Nikon 600, 24- 85mm, ISO 80, f/5.6, 20 sec, Lightroom
Even before photography, we've all experienced nightfalls that encouraged us to pause to mindlessly gaze at the moon and the stars. Velvety hues of midnight blues fading to ebony illicit moods from romance to melancholy. During the October timeframe, giggles of chilly delight emerge as children and adults participate in the Halloween season.
It's not every day we see the night in deep splendor. When we photograph sunrises and sunsets, we typically research weather and sun patterns. Moon photography requires the same intentional planning.
In the midwest, northern Michigan's Leelanau County and Northport, MI near the 45th Parallel has lingering summer days and short summer nights. The land distance on the north end of the Leelanau Peninsula between Lake Michigan and Grand Traverse Bay is just a few miles.

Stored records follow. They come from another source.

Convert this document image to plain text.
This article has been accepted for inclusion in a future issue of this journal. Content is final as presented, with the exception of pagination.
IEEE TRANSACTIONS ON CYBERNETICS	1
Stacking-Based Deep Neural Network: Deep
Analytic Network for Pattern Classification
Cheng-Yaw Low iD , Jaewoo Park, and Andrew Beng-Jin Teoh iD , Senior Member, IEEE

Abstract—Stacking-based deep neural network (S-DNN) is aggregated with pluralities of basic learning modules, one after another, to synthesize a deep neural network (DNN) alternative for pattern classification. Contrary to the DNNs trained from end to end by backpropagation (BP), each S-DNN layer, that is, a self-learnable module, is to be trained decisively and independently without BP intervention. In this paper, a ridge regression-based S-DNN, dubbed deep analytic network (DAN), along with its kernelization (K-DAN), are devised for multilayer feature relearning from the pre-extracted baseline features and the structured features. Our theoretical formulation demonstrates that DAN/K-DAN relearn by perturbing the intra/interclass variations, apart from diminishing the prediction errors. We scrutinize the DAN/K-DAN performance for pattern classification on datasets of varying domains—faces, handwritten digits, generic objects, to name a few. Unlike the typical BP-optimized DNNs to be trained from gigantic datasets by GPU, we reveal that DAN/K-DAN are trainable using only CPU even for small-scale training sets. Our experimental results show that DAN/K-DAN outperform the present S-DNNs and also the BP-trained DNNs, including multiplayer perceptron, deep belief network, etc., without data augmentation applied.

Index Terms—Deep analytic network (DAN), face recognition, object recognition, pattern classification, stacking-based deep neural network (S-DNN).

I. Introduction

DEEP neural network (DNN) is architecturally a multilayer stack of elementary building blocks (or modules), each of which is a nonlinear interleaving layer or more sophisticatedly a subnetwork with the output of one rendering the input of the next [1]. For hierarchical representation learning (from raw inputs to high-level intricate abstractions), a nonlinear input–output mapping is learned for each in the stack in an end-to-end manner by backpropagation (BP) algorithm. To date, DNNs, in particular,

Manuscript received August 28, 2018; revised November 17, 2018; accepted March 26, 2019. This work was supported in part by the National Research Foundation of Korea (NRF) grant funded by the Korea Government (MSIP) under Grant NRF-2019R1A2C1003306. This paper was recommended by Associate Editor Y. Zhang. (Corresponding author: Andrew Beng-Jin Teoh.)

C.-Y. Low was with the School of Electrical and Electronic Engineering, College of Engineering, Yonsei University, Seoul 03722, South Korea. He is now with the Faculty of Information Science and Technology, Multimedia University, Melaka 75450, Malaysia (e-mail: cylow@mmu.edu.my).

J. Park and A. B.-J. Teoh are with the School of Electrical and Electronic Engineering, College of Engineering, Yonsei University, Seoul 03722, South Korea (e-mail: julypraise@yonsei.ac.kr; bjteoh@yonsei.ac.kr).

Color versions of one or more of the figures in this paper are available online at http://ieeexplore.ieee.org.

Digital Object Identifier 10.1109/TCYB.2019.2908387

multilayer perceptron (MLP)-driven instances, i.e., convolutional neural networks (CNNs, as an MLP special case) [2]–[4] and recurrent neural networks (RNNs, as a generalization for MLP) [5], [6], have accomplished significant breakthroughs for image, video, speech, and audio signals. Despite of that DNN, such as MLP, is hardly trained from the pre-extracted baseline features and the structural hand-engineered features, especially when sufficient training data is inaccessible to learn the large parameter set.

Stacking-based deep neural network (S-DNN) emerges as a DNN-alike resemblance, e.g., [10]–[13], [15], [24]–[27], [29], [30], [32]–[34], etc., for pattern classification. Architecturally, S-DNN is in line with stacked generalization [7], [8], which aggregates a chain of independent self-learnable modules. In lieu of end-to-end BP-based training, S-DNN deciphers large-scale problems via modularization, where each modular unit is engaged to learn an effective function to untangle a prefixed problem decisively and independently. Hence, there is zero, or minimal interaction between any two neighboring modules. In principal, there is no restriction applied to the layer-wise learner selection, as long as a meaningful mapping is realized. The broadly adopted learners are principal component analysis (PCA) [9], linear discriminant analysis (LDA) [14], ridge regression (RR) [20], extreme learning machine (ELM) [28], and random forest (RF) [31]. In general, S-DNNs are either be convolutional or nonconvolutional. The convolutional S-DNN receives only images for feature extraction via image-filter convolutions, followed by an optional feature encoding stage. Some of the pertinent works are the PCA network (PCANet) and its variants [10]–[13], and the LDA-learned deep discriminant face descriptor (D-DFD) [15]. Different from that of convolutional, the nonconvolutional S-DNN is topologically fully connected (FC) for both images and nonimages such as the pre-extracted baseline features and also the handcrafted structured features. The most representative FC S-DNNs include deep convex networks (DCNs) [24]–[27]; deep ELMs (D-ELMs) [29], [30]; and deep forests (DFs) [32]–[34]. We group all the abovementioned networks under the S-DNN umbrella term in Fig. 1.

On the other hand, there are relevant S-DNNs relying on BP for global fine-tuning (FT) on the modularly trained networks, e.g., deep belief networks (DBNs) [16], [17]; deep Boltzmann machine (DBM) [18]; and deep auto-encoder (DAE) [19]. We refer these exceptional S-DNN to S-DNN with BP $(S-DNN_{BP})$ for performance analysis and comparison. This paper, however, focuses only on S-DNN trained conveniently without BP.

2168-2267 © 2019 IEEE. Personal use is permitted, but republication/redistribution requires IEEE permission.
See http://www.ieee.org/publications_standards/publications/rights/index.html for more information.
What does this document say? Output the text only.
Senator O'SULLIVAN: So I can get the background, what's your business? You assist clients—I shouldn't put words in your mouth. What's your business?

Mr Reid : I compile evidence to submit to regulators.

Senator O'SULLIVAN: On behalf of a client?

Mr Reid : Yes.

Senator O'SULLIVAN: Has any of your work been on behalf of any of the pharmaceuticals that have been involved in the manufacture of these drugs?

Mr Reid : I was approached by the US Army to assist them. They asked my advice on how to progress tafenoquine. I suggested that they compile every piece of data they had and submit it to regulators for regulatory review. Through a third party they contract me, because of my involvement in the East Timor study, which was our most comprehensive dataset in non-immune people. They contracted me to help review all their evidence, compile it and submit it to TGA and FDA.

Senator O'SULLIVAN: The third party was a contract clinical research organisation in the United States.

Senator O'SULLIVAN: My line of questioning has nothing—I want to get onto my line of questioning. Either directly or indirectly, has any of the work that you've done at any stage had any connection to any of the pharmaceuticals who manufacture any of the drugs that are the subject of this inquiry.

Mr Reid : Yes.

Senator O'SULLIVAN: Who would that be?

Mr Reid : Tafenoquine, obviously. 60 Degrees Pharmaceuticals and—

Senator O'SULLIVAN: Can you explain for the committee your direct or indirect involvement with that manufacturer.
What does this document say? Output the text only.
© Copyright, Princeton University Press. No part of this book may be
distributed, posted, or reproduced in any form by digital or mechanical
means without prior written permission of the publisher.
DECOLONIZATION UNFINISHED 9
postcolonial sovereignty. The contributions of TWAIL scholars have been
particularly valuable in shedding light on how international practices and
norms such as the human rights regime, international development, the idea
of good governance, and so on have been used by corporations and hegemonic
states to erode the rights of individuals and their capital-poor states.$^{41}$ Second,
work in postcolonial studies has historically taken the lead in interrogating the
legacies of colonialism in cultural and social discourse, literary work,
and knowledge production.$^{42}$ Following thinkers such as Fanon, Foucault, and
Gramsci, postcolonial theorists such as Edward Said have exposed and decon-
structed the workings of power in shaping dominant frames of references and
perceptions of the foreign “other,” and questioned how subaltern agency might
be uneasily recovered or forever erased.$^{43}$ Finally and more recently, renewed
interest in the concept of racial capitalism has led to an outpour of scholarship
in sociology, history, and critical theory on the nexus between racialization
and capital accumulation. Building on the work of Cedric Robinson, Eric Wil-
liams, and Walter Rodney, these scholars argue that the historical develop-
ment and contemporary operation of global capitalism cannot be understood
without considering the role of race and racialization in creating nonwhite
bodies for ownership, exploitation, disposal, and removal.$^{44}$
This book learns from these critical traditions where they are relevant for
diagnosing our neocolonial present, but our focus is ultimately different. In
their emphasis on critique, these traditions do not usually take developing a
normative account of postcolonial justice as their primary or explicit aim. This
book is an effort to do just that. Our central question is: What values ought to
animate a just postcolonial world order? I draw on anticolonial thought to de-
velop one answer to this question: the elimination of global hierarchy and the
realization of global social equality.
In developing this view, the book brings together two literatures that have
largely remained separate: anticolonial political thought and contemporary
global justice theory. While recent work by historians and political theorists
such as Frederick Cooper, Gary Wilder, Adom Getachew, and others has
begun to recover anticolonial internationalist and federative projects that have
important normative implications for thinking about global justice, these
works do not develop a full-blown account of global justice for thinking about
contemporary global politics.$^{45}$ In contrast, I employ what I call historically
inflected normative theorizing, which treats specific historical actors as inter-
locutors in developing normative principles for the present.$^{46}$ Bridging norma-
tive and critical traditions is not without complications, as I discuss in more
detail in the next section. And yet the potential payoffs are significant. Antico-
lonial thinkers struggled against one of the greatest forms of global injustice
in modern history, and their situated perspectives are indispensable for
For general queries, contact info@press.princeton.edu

You can start and end your day with an array of rose and blue topaz tinted skies that fade into diverse moonscape views.
Moon photography captures the simple essence of bright and dark, texture and the lack thereof. As a new photographer, it's a playground to test what you know. It's also helpful to do research beforehand.
Nikon offers how-to tutorial articles. Their Photographing the Night Sky is filled with idea generating images along with artistic tips and camera settings. Google searches of How to Shoot the Moon will provide you with a host of sites with tips, whether it is just a full moon or a desired moonscape image you are shooting for.
Nikon 7100, Sigma 150-500, f/6.3, 1/125 sec, Lightroom
Moon views and evenings are meant to be shared, so bring your partner or a friend. A glass of wine to celebrate the evening before returning home to process your work is highly recommended.